On a remplacé tout cela par une vision standardisée : deux bâtiments, deux écoles, les petits avec les petits, les grands avec les grands. Et on a normalisé : les classes, les gymnases et les cours auront les tailles réglementaires prévues pour les constructions neuves. Pas celles qu’un bâtiment centenaire préservait et chérissait, mais les tailles normées sur papier.

On en a profité pour faire disparaître tout ce qui permettait à une école publique d’offrir un programme artistique digne de ce nom : les locaux de pratique, les locaux d’art, le costumier, la bibliothèque tout en boiseries d’époque, l’auditorium de 600 places apte à recevoir un orchestre symphonique et rénové à grands frais par la communauté soutenue par des mécènes conscients de l’immense valeur de ce bâtiment et du projet pédagogique qu’il abrite.

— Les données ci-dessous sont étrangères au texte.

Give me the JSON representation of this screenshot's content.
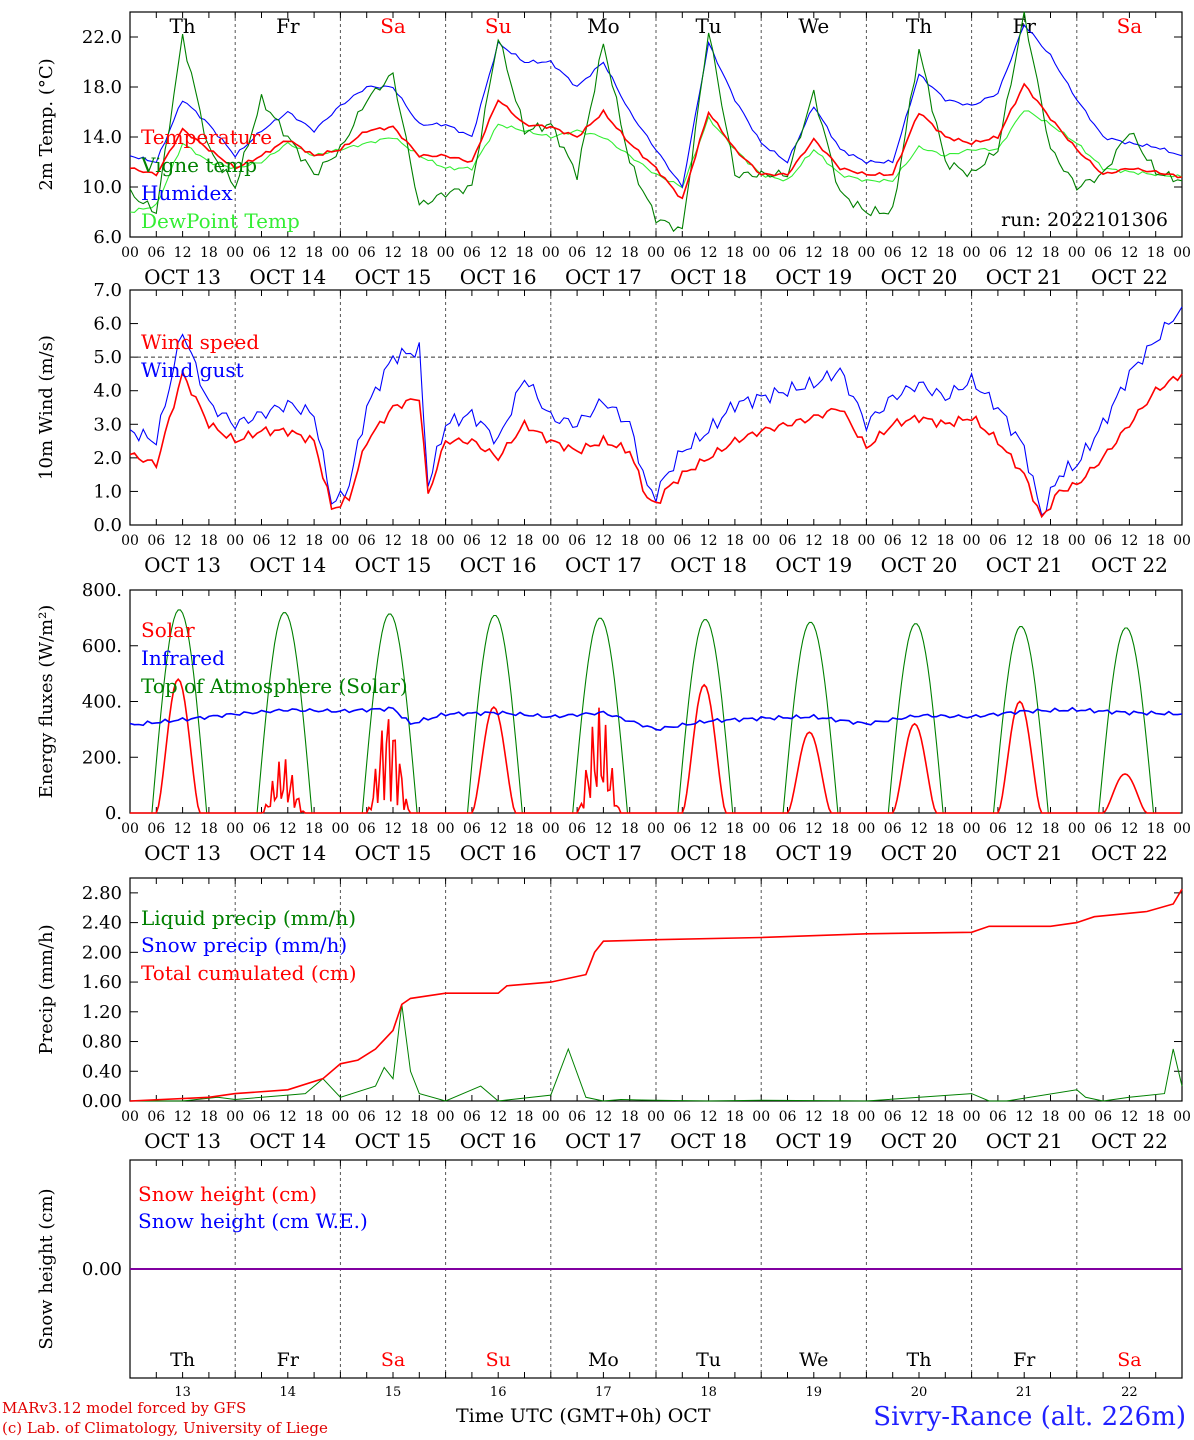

Tout ce saccage parce qu’on n’a pas pris le temps d’étudier en profondeur le dossier et de voir de quelle manière on peut concevoir un projet réaliste qui respecte la capacité de payer du contribuable : personne ne demande de cour sur le toit ou de troisième gymnase accessible par un tunnel ; personne ne demande une mise aux normes de l’ensemble du bâtiment ; personne ne souhaite conserver le terrain adjacent à l’école qui pourrait être vendu pour financer les travaux ; tout le monde pense que le bâtiment en ruine de la rue Saint-Urbain, où le secondaire doit être forcé d’emménager, ferait un très bon candidat à la vente pour y faire du logement social et que les 120 millions qui seront engloutis pour sa rénovation devraient être investis dans le bâtiment actuel de FACE.

Croire à la valeur de la culture

Des solutions simples, efficaces et pragmatiques, il en existe amplement. Ce qu’il nous manque, ce sont des décideurs politiques qui croiront suffisamment à la valeur de la culture, du patrimoine et de la réussite scolaire pour prendre le temps de rouvrir ce dossier et de le revoir en profondeur.

PHOTO HUGO-SÉBASTIEN AUBERT, ARCHIVES LA PRESSE

La bibliothèque de l’école FACE

Bernard Drainville, du temps où il était ministre de l’Éducation, avait au moins eu la décence de nous recevoir et d’entendre notre plaidoyer en faveur du maintien de la dernière école publique au centre-ville de Montréal. Nous n’avons jamais rencontré sa successeure, Sonia LeBel, malgré nos demandes répétées. Aucun député ni ministre de la CAQ n’a jamais mis les pieds dans cette école.

À 250 km de Montréal, des décideurs scellent à jamais le destin d’une institution culturelle et éducative phare du paysage montréalais sans savoir de quoi il retourne réellement.

Il est vrai qu’il y a un risque à entrer dans ce bâtiment : on constate alors qu’il est loin de tomber en ruine et on en découvre les richesses inouïes. On serait d’autant plus gênés d’en devenir les fossoyeurs.

Messieurs, mesdames qui souhaitez prendre en main le destin du Québec, sachez que nous ne baisserons pas les bras : la communauté de l’école FACE continuera de talonner les aspirants premiers ministres pour qu’ils aient le courage de venir rue University pousser les portes de cette école et vivre quelques heures la magie d’un lieu qui a fait naître tant de talents dont s’enorgueillit le Québec depuis des décennies.